L'incubo sembrava finito ma ripartire da Genova per tornare in treno a Bologna non è stato affatto facile: più che le manganellate e i colpi subiti dai poliziotti, pesava maggiormente la situazione complessiva di accerchiamento continuo che subivamo. La stazione ferroviaria circondata da polizia e carabinieri, militari sui binari a provocare di continuo i manifestanti, l'elicottero che girava e rigirava sulle nostre teste puntandoci il faro in faccia: tipiche situazioni che possono precedere un possibile arresto di massa. In contemporanea arrivava, tramite alcuni compagni, la notizia dell'irruzione alla Scuola Diaz da parte della polizia.
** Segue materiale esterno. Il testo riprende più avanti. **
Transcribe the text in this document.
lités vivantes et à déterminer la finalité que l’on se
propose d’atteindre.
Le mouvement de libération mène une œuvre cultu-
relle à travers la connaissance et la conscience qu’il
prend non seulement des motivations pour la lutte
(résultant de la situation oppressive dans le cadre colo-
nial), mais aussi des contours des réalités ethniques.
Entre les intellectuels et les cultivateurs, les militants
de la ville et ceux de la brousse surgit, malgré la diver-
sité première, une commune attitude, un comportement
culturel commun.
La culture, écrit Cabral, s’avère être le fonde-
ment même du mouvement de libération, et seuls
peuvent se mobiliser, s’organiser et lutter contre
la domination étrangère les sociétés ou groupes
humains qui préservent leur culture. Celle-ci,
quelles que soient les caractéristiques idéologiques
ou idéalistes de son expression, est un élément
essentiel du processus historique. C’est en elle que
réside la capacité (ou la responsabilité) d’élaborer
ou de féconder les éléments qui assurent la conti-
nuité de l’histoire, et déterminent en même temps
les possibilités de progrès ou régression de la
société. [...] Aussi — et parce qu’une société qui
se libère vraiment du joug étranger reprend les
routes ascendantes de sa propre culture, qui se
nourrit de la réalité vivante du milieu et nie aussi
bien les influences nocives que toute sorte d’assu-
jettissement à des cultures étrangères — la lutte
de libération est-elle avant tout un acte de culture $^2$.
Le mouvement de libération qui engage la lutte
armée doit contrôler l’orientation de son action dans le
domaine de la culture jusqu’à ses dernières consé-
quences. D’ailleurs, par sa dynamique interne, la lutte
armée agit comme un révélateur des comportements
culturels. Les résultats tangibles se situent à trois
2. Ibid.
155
Tutte cose che capimmo bene nei giorni successivi, così come le violenze inflitte ai ragazzi e alla ragazze fermati e sequestrati nella Caserma di Bolzaneto.
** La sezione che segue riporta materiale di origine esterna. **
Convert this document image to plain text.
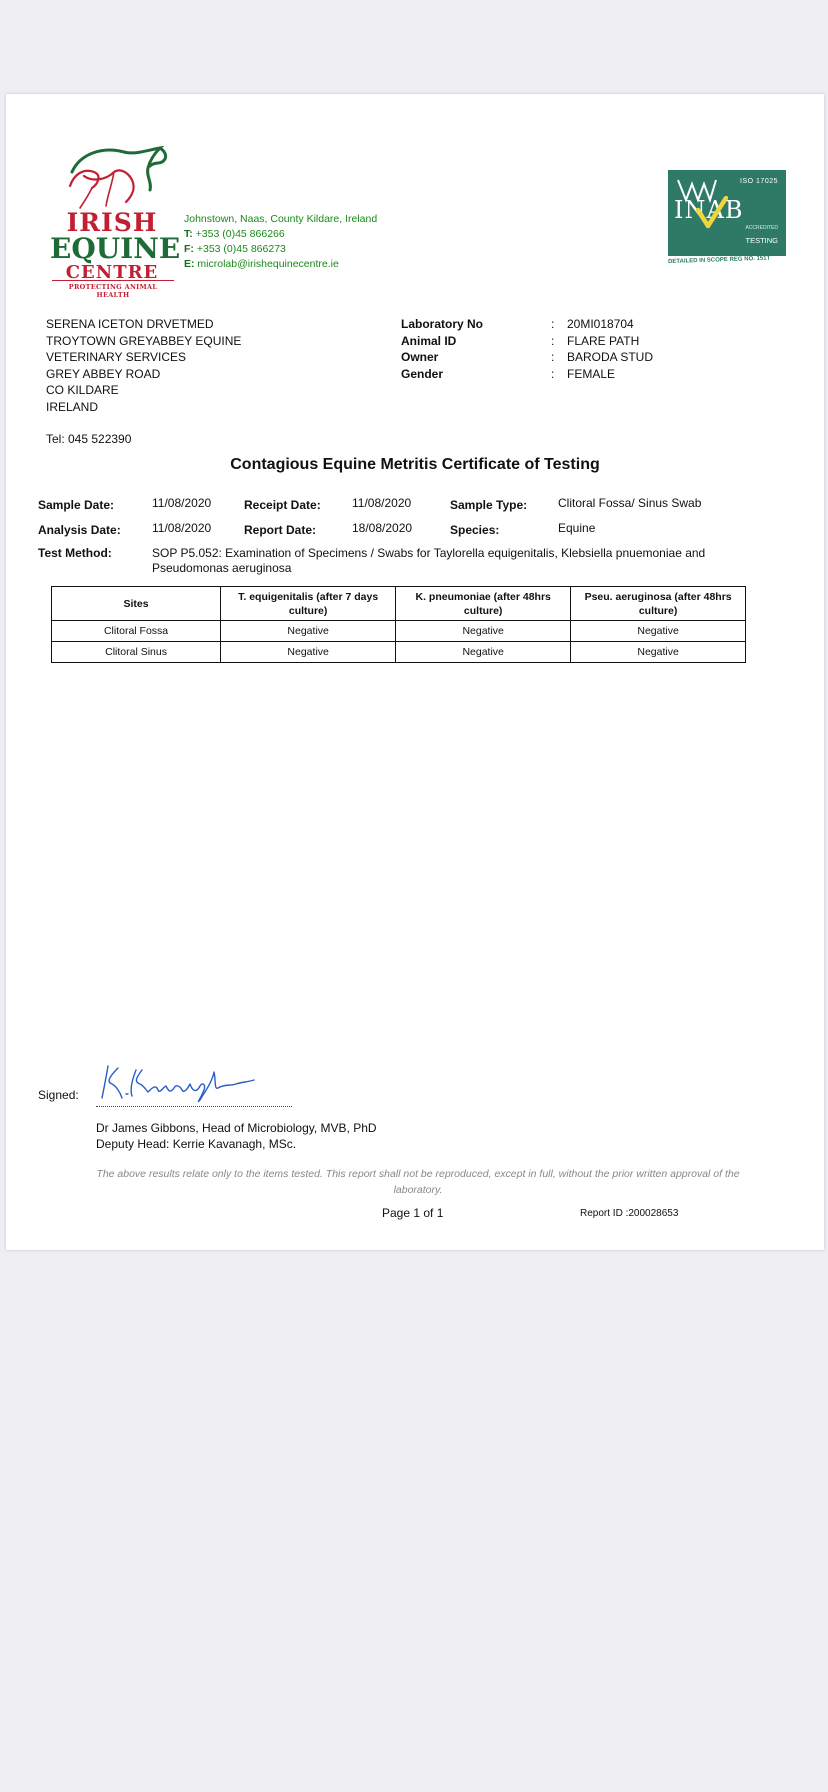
IRISH
EQUINE
CENTRE
PROTECTING ANIMAL HEALTH
Johnstown, Naas, County Kildare, Ireland
T: +353 (0)45 866266
F: +353 (0)45 866273
E: microlab@irishequinecentre.ie
ISO 17025
INAB
ACCREDITED
TESTING
DETAILED IN SCOPE REG NO. 151T
SERENA ICETON DRVETMED
TROYTOWN GREYABBEY EQUINE
VETERINARY SERVICES
GREY ABBEY ROAD
CO KILDARE
IRELAND
Tel: 045 522390
Laboratory No	:	20MI018704
Animal ID	:	FLARE PATH
Owner	:	BARODA STUD
Gender	:	FEMALE
Contagious Equine Metritis Certificate of Testing
Sample Date:	11/08/2020	Receipt Date:	11/08/2020	Sample Type:	Clitoral Fossa/ Sinus Swab
Analysis Date:	11/08/2020	Report Date:	18/08/2020	Species:	Equine
Test Method:	SOP P5.052: Examination of Specimens / Swabs for Taylorella equigenitalis, Klebsiella pnuemoniae and Pseudomonas aeruginosa
Sites	T. equigenitalis (after 7 days culture)	K. pneumoniae (after 48hrs culture)	Pseu. aeruginosa (after 48hrs culture)
Clitoral Fossa	Negative	Negative	Negative
Clitoral Sinus	Negative	Negative	Negative
Signed:
Dr James Gibbons, Head of Microbiology, MVB, PhD
Deputy Head: Kerrie Kavanagh, MSc.
The above results relate only to the items tested. This report shall not be reproduced, except in full, without the prior written approval of the laboratory.
Page 1 of 1	Report ID :200028653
A distanza ormai di dieci anni alcune responsabilità di dirigenti e funzionari delle forze di polizia sono state individuate dalla magistratura (ad esempio per ciò che è successo alla Diaz e a Bolzaneto); purtroppo però, anche grazie a “facili” archiviazioni e furbeschi depistaggi, nessuno ha veramente pagato per quello che è successo (anzi, alcuni poliziotti responsabili sono stati addirittura premiati!) e molti ancora devono rispondere di tante cose, in primis dell'omicidio di Carlo Giuliani.

Repressione per mettere fine ai sogni, alle passioni e alle speranze.
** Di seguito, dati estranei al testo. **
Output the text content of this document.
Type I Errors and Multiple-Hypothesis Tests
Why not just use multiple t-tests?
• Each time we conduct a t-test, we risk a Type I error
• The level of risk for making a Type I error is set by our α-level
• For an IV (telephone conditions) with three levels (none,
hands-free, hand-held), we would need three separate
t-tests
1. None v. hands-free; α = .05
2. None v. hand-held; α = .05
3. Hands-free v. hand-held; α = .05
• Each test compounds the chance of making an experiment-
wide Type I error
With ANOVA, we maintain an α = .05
Tentano di farlo sempre, anche nei giorni scorsi in Val di Susa ci hanno provato: lacrimogeni e manganelli contro chi si oppone alla violenza perpetrata nei confronti del proprio ambiente e del proprio territorio. Ma proprio quando i sogni, le passioni e le speranze sembrano definitivamente abbattute e sconfitte, ecco che avviene “il miracolo”: di colpo le parole d'ordine che urlavamo per le strade di Genova dieci anni fa, tornano prepotentemente d'attualità e, come è avvenuto con i Referendum del 12 e 13 giugno scorso, gli slogan possono tradursi in realtà, dimostrando che un altro mondo è davvero possibile.